Prime Time
- Genre: talk show
- Country of origin: Canada
- Home station: CBC Radio
- Hosted by: Stan Carew (1986–1987) Ralph Benmergui (1987–1989) Geoff Pevere (1989–1993)
- Produced by: Anton Leo
- Recording studio: Toronto, Ontario
- Original release: September 29, 1986 – June 4, 1993

= Prime Time (radio program) =

Canadian radio program

Prime Time is a Canadian radio series, which aired on CBC Radio in the 1980s and 1990s. The program aired weeknights at 8:05 p.m.

==Stan Carew (1986–1987)==
The program premiered on September 29, 1986 with host Stan Carew, initially focusing primarily on celebrity interviews and musical guests.
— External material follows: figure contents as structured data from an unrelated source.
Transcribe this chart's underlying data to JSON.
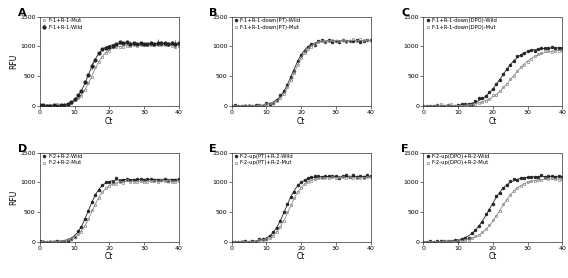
{
  "panels": [
    {
      "label": "A",
      "legend": [
        "F-1+R-1-Wild",
        "F-1+R-1-Mut"
      ],
      "curve_params": [
        {
          "L": 1050,
          "k": 0.55,
          "x0": 14.0
        },
        {
          "L": 1020,
          "k": 0.5,
          "x0": 15.0
        }
      ],
      "markers": [
        "o",
        "s"
      ],
      "colors": [
        "#222222",
        "#888888"
      ],
      "has_errorbars": true,
      "ylim": [
        0,
        1500
      ],
      "yticks": [
        0,
        500,
        1000,
        1500
      ]
    },
    {
      "label": "B",
      "legend": [
        "F-1+R-1-down(PT)-Wild",
        "F-1+R-1-down(PT)-Mut"
      ],
      "curve_params": [
        {
          "L": 1100,
          "k": 0.5,
          "x0": 17.5
        },
        {
          "L": 1100,
          "k": 0.5,
          "x0": 18.0
        }
      ],
      "markers": [
        "o",
        "s"
      ],
      "colors": [
        "#222222",
        "#888888"
      ],
      "has_errorbars": false,
      "ylim": [
        0,
        1500
      ],
      "yticks": [
        0,
        500,
        1000,
        1500
      ]
    },
    {
      "label": "C",
      "legend": [
        "F-1+R-1-down(DPO)-Wild",
        "F-1+R-1-down(DPO)-Mut"
      ],
      "curve_params": [
        {
          "L": 980,
          "k": 0.35,
          "x0": 22.5
        },
        {
          "L": 950,
          "k": 0.3,
          "x0": 25.5
        }
      ],
      "markers": [
        "o",
        "s"
      ],
      "colors": [
        "#222222",
        "#888888"
      ],
      "has_errorbars": false,
      "ylim": [
        0,
        1500
      ],
      "yticks": [
        0,
        500,
        1000,
        1500
      ]
    },
    {
      "label": "D",
      "legend": [
        "F-2+R-2-Wild",
        "F-2+R-2-Mut"
      ],
      "curve_params": [
        {
          "L": 1050,
          "k": 0.55,
          "x0": 14.0
        },
        {
          "L": 1020,
          "k": 0.5,
          "x0": 15.0
        }
      ],
      "markers": [
        "o",
        "s"
      ],
      "colors": [
        "#222222",
        "#888888"
      ],
      "has_errorbars": false,
      "ylim": [
        0,
        1500
      ],
      "yticks": [
        0,
        500,
        1000,
        1500
      ]
    },
    {
      "label": "E",
      "legend": [
        "F-2-up(PT)+R-2-Wild",
        "F-2-up(PT)+R-2-Mut"
      ],
      "curve_params": [
        {
          "L": 1100,
          "k": 0.5,
          "x0": 15.5
        },
        {
          "L": 1080,
          "k": 0.48,
          "x0": 16.5
        }
      ],
      "markers": [
        "o",
        "s"
      ],
      "colors": [
        "#222222",
        "#888888"
      ],
      "has_errorbars": false,
      "ylim": [
        0,
        1500
      ],
      "yticks": [
        0,
        500,
        1000,
        1500
      ]
    },
    {
      "label": "F",
      "legend": [
        "F-2-up(DPO)+R-2-Wild",
        "F-2-up(DPO)+R-2-Mut"
      ],
      "curve_params": [
        {
          "L": 1100,
          "k": 0.38,
          "x0": 19.0
        },
        {
          "L": 1060,
          "k": 0.35,
          "x0": 22.0
        }
      ],
      "markers": [
        "o",
        "s"
      ],
      "colors": [
        "#222222",
        "#888888"
      ],
      "has_errorbars": false,
      "ylim": [
        0,
        1500
      ],
      "yticks": [
        0,
        500,
        1000,
        1500
      ]
    }
  ],
  "xlabel": "Ct",
  "ylabel": "RFU",
  "x_range": [
    0,
    40
  ],
  "xticks": [
    0,
    10,
    20,
    30,
    40
  ],
  "markersize": 2.0,
  "linewidth": 0.6,
  "background": "#ffffff"
}
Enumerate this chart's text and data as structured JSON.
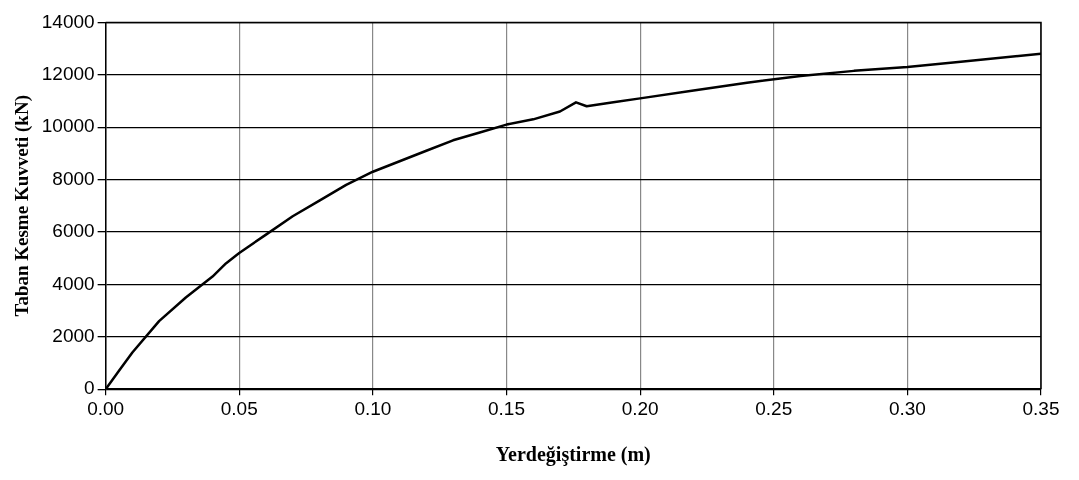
{
  "chart_data": {
    "type": "line",
    "xlabel": "Yerdeğiştirme (m)",
    "ylabel": "Taban Kesme Kuvveti (kN)",
    "x": [
      0,
      0.005,
      0.01,
      0.02,
      0.03,
      0.04,
      0.045,
      0.05,
      0.06,
      0.07,
      0.08,
      0.09,
      0.1,
      0.11,
      0.12,
      0.13,
      0.14,
      0.15,
      0.16,
      0.17,
      0.176,
      0.18,
      0.19,
      0.2,
      0.22,
      0.24,
      0.26,
      0.28,
      0.3,
      0.32,
      0.35
    ],
    "series": [
      {
        "color": "#000000",
        "values": [
          0,
          700,
          1400,
          2600,
          3500,
          4300,
          4800,
          5200,
          5900,
          6600,
          7200,
          7800,
          8300,
          8700,
          9100,
          9500,
          9800,
          10100,
          10300,
          10600,
          10950,
          10800,
          10950,
          11100,
          11400,
          11700,
          11950,
          12150,
          12300,
          12500,
          12800
        ]
      }
    ],
    "xlim": [
      0,
      0.35
    ],
    "xticks": [
      {
        "value": 0,
        "label": "0.00"
      },
      {
        "value": 0.05,
        "label": "0.05"
      },
      {
        "value": 0.1,
        "label": "0.10"
      },
      {
        "value": 0.15,
        "label": "0.15"
      },
      {
        "value": 0.2,
        "label": "0.20"
      },
      {
        "value": 0.25,
        "label": "0.25"
      },
      {
        "value": 0.3,
        "label": "0.30"
      },
      {
        "value": 0.35,
        "label": "0.35"
      }
    ],
    "ylim": [
      0,
      14000
    ],
    "yticks": [
      0,
      2000,
      4000,
      6000,
      8000,
      10000,
      12000,
      14000
    ],
    "grid": true,
    "legend": false,
    "marker": "none",
    "line_style": "solid"
  }
}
A replacement for Vicki Gabereau's eponymous talk show after it moved to a weekend airing, it was a companion to Carew's weekend variety series The Entertainers.

==Ralph Benmergui (1987–1989)==
Ralph Benmergui took over as host of both Prime Time and The Entertainers in September 1987, adding a more irreverent and mocking tone to the program; one of his early coups was an interview with David Bowie. Contributors to the program under Benmergui's tenure included Nils Ling as a video reviewer, Edmonton Journal critic Helen Metalla as a record reviewer, Toronto Sun writer Jim Slotek as a television critic, and Geoff Pevere as a film reviewer.

Benmergui left the program to become host of Midday in 1989. At this time, Prime Time and The Entertainers were separated, with Karen Gordon taking over as host of The Entertainers.

==Geoff Pevere (1989–1993)==
The audition process for Benmergui's replacement involved potential new hosts interviewing Pevere about the film Heathers; producer Anton Leo was unimpressed by all ten contenders, and was discouraged until the studio technician who had been sitting in the booth turned to him and asked if he'd considered Pevere himself as the new host. Under Pevere, the program evolved into a more serious-minded newsmagazine on all aspects of pop culture, covering programming, personalities and issues in television, radio, popular music, film, media criticism, fashion and sports, as well as airing comedy sketches by Radio Free Vestibule. Kevin Courrier replaced Pevere as the program's film reviewer.

Under Pevere, the program more than doubled the ratings it had under Benmergui. At its peak, it also aired on some American Public Media stations in the United States.

Noted segments aired on the program during Pevere's tenure included a documentary feature based on Marc Eliot's book Rockonomics, an episode which used the anniversary of John F. Kennedy's assassination to explore the prominence of paranoia and conspiracy themes in pop culture, and a weeklong series on the 50th anniversary of the classic film Citizen Kane which centred on an exclusive interview with the film's editor Robert Wise, by that time one of the last still-living members of the film's cast or crew, about his experiences working with Orson Welles.

Pevere reacted negatively when CBC Television announced in 1992 that it was folding The National and The Journal into the new Prime Time News, on the grounds that the new program's title was too similar to Prime Time.

==Cancellation==
The program's cancellation was announced in January 1993, airing its final show on June 4. Pevere publicly criticized the decision, angering CBC management; for the remainder of the show's run, Pevere was forced to tape the program in advance so that producers could monitor the program to ensure that he did not speak about the cancellation on the air. Following its cancellation, Pevere noted in an interview with The Globe and Mail that this ban was so strict that he was not even allowed to thank regular contributors for their time with the program when they made their final appearances.

It was replaced by a nightly repeat of feature segments from Morningside, while its pop culture mandate was taken over by the new weekend program Brand X.